Спустя тридцать минут, вставив Артемьеву капу с фторолаком, в основном, чтоб его заткнуть, ибо у меня от хохота уже руки трясутся, я выползаю из кабинета, отдать запись на ресепшн, чтобы все внесли в систему, и вижу, что Таня шарится по полу.
— Чего ты?
— Ой, Яна Михайловна! У макета зуб открутился…
Бедный Йорик. Так мы звали черепушку — наглядный материал. У него зубы навинчивающиеся, и каждый раз, когда приводят ребенка, мы потом эти зубы по всей приемной собираем.
Крякнув от неприятных ощущений в ушибленной заднице, я принимаю неблагородную позу страуса и пытаюсь разглядеть беглеца.
Ни хрена не вижу. Зато чувствую холодок сквозняка из открывшейся входной двери.
— А тут ничего так, миленько! Красиво даже!
Ну разумеется! Когда ж еще прийти Бергману, как не когда я стою раком!
В целом, в мешковатой бледно-зеленой робе, шапочке и маске на всю мордень я должна выглядеть ничуть не хуже своего вчерашнего маскарада. Может, он меня даже не узнает.

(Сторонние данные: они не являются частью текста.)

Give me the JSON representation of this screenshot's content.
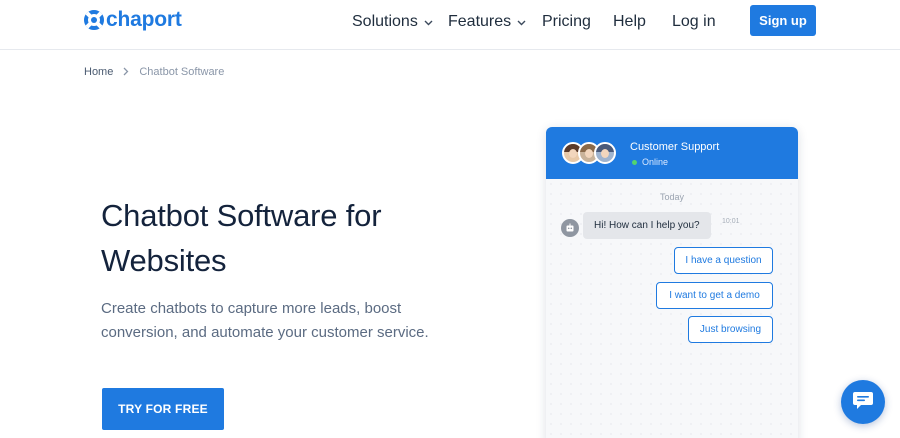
{
  "header": {
    "logo_text": "chaport",
    "nav": [
      {
        "label": "Solutions",
        "has_dropdown": true
      },
      {
        "label": "Features",
        "has_dropdown": true
      },
      {
        "label": "Pricing",
        "has_dropdown": false
      },
      {
        "label": "Help",
        "has_dropdown": false
      },
      {
        "label": "Log in",
        "has_dropdown": false
      }
    ],
    "signup_label": "Sign up"
  },
  "breadcrumb": {
    "home": "Home",
    "separator_icon": "chevron-right-icon",
    "current": "Chatbot Software"
  },
  "hero": {
    "title": "Chatbot Software for Websites",
    "description": "Create chatbots to capture more leads, boost conversion, and automate your customer service.",
    "cta_label": "TRY FOR FREE"
  },
  "chat_widget": {
    "title": "Customer Support",
    "status": "Online",
    "day_label": "Today",
    "bot_message": "Hi! How can I help you?",
    "message_time": "10:01",
    "quick_replies": [
      "I have a question",
      "I want to get a demo",
      "Just browsing"
    ]
  },
  "launcher": {
    "icon": "chat-bubble-icon"
  },
  "colors": {
    "brand": "#1f7ae0",
    "title": "#14233c",
    "body_text": "#5b6b82",
    "online": "#52d36f"
  }
}
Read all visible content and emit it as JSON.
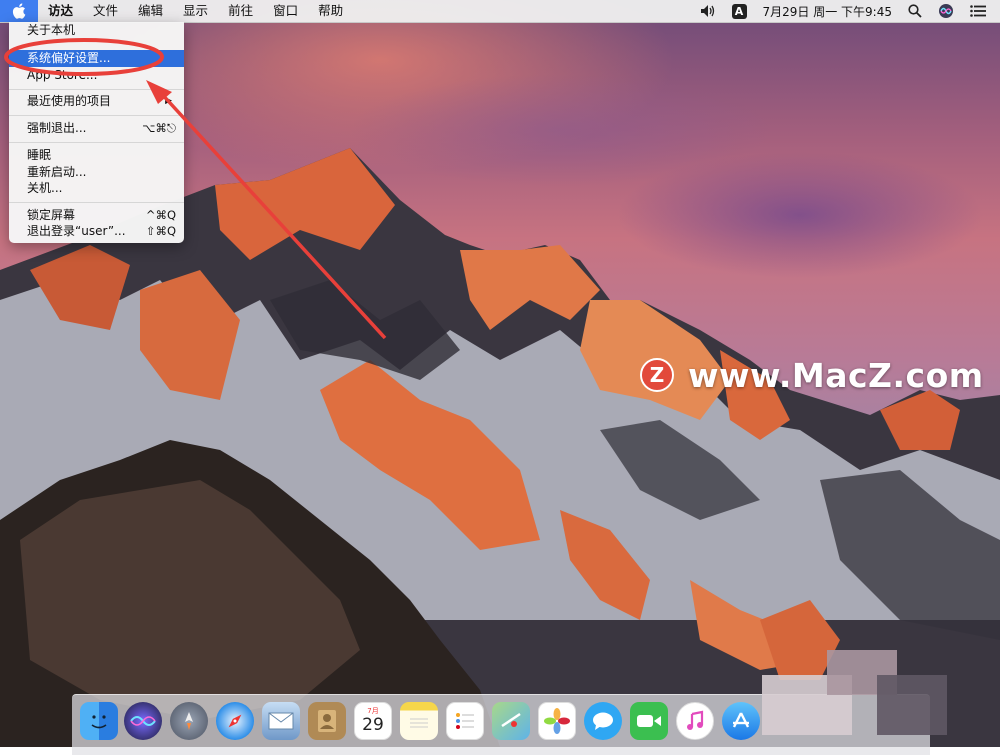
{
  "menubar": {
    "apple_icon": "apple-logo-icon",
    "menus": [
      "访达",
      "文件",
      "编辑",
      "显示",
      "前往",
      "窗口",
      "帮助"
    ],
    "input_source": "A",
    "clock": "7月29日 周一 下午9:45",
    "status_icons": [
      "volume-icon",
      "input-source-icon",
      "search-icon",
      "siri-icon",
      "notification-center-icon"
    ]
  },
  "apple_menu": {
    "items": [
      {
        "label": "关于本机",
        "shortcut": ""
      },
      {
        "label": "系统偏好设置...",
        "shortcut": "",
        "selected": true
      },
      {
        "label": "App Store...",
        "shortcut": ""
      },
      {
        "label": "最近使用的项目",
        "shortcut": "",
        "submenu": true
      },
      {
        "label": "强制退出...",
        "shortcut": "⌥⌘⎋"
      },
      {
        "label": "睡眠",
        "shortcut": ""
      },
      {
        "label": "重新启动...",
        "shortcut": ""
      },
      {
        "label": "关机...",
        "shortcut": ""
      },
      {
        "label": "锁定屏幕",
        "shortcut": "^⌘Q"
      },
      {
        "label": "退出登录“user”...",
        "shortcut": "⇧⌘Q"
      }
    ]
  },
  "watermark": {
    "logo_letter": "Z",
    "text": "www.MacZ.com"
  },
  "dock": {
    "calendar_month": "7月",
    "calendar_day": "29",
    "icons": [
      "finder-icon",
      "siri-icon",
      "launchpad-icon",
      "safari-icon",
      "mail-icon",
      "contacts-icon",
      "calendar-icon",
      "notes-icon",
      "reminders-icon",
      "maps-icon",
      "photos-icon",
      "messages-icon",
      "facetime-icon",
      "itunes-icon",
      "app-store-icon"
    ]
  },
  "colors": {
    "selection_blue": "#2e6fdc",
    "annotation_red": "#e8403a",
    "apple_button_blue": "#3f7ef0"
  }
}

Выпрямляюсь и опять ловлю взгляд на своей заднице. В этот раз не удивленный, а вполне заинтересованный.
— Мне нужно оставить для Левиной, — он кладет перчатки на стойку, все еще пялясь туда, где недавно натягивалась ткань. Кобель.
Я уже хочу вернуться в кабинет, как меня сдает дурная Таня.
— Так вот же, Яна Михайловна, — она выныривает из-под стола и тычет в меня пальцем.
И в кого она у нас такая тупенькая?
Лицо Германа меняется. Он прищуривается на меня, словно подозревает, будто в позе "зю" я стояла с момента его звонка и в ожидании его появления. Так сказать, чтобы красануться по полной.
Но он не успевает ничего сказать, потому что Артемьеву надоедает сидеть с капой, и он стучит по подлокотнику и издает дикое мычание.
Метнувшись к нему, я вытаскиваю штуковину, а он строит мне рожу и стискивает в объятьях.
— Это что такое? — заглядывает наглая Бергманская рожа в кабинет, куда его не приглашали.